Os olhos colaram-se à esplanade do Nicola, perscrutando-a à procura de mais alguma anormalidade.

"O quê?"

"Aquelas... mulheres", soltou Joana, quase com nojo, ainda sem olhar. "Vocês não vêem?"

Acompanhando o olhar do grupo, o capitão lobrigou, de facto, duas mulheres sentadas à mesa.

Observou-as melhor e a boca abriu-se-lhe; inclinou a cabeça para a frente e ficou de olhos esbugalhados, vendo e não acreditando.

"Co's diabos!", foi tudo o que conseguiu balbuciar durante momentos.

Amélia pestanejou, atordoada quando enxergou finalmente o que escandalizara a irmã.

"Valha-me Deus!", exclamou com estupefacção. "Vocês já viram aquilo?"

O capitão, ainda embasbacado, abanou afirmativamente a cabeça.

"Estou a ver, estou a ver."

"É incrível, não é?"

Branco voltou-se para Pires e deu com o amigo a mirá-lo com um sorriso malicioso, como se o maior espectáculo não fossem aquelas poucas-vergonhas, mas o choque de quem as via.
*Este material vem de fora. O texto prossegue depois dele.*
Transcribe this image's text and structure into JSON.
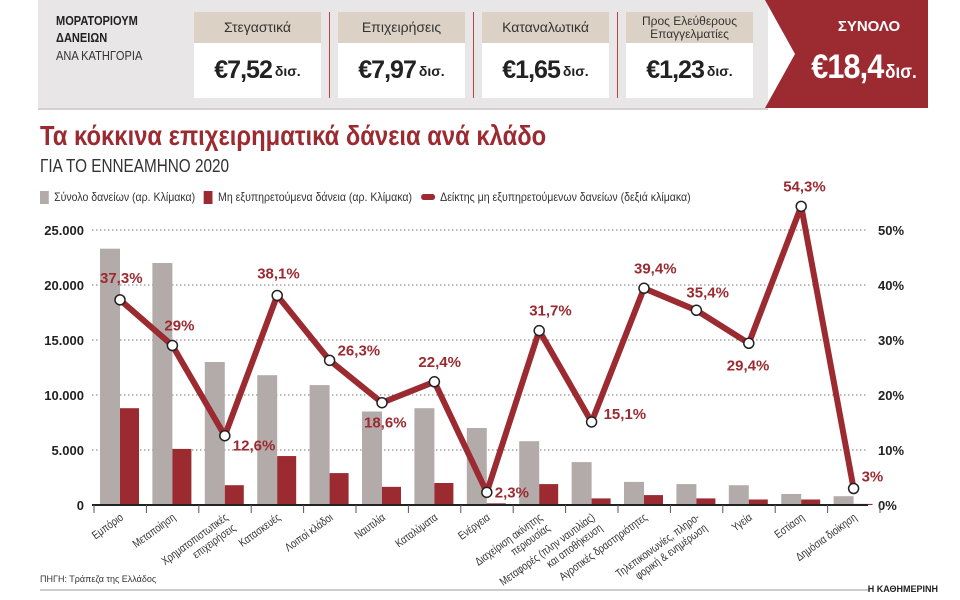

"Ó Pires, quem são estas mulheres?"

"Refugiadas."

"E são todas assim?"

"Todas."

"Andam sem chapéu?"

"Andam. Mostram a cabeça todinha. Até têm o cabelo solto."

"Caramba! E sentam-se sozinhas? Assim? Sem ao menos estarem acompanhadas por um cavalheiro?"

"Sim."

"Minha Nossa Senhora!" O capitão observou uma delas a levar um objecto fumegante à boca e quase ficou sem palavras. "Ora esta!", acabou por exclamar. "Elas fumam? As mulheres agora fumam?"

"Fumam, pois."

"Mas assim parecem homens..."

Pires encolheu os ombros.

"Isto faz espécie a toda a gente, mas elas andam assim, o que quer que lhe faça?"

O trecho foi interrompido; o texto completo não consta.